VOC dan Pemerintah Hindia-Belanda memang menjalankan politik segregasi etnis, tapi tidak memisahkan Yahudi dari masyarakat Belanda. Politik segregasi hanya mencakup orang-orang Cina, inlander (pribumi), Arab, Moor, dan kulit putih non-Belanda.

Yahudi asal Belanda masuk ke dalam kelompok pemukim Belanda. Sementara, Yahudi yang datang dari Jerman, Prancis, Spanyol, Austria, Inggris, dan lainnya masuk kelompok masyarakat kulit putih non-Belanda.

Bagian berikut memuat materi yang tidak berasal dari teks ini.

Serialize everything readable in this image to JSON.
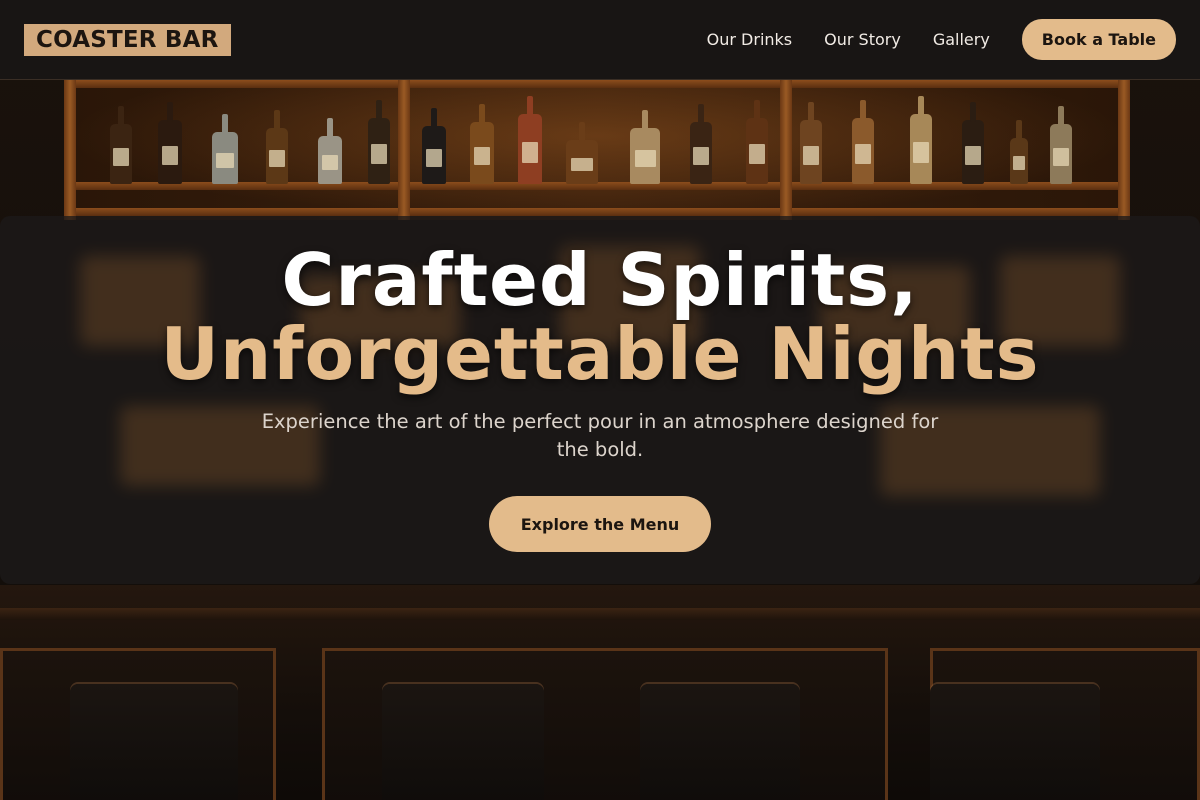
{
  "brand": {
    "logo_text": "COASTER BAR",
    "accent": "#e3bb8b",
    "logo_bg": "#d2a97d"
  },
  "nav": {
    "links": [
      {
        "label": "Our Drinks"
      },
      {
        "label": "Our Story"
      },
      {
        "label": "Gallery"
      }
    ],
    "cta_label": "Book a Table"
  },
  "hero": {
    "title_line1": "Crafted Spirits,",
    "title_line2": "Unforgettable Nights",
    "subtitle": "Experience the art of the perfect pour in an atmosphere designed for the bold.",
    "cta_label": "Explore the Menu",
    "title_color": "#ffffff",
    "title_accent_color": "#e4bb8a"
  }
}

Namun, Yahudi yang datang ke Hindia-Belanda tidak hanya berasal dari Eropa, tapi juga dari wilayah Kekaisaran Ottoman, yaitu Irak. Komunitas Yahudi Shepardic di Surabaya berasal dari Irak dan menyebut diri Yahudi Baghdadi.

Terdapat indikasi pemerintah Hindia-Belanda mengintegrasikan mereka ke dalam masyarakat Arab. Rumah-rumah Yahudi Baghdadi di Surabaya, plus sinagoge mereka, terdapat di lingkungan permukiman Arab.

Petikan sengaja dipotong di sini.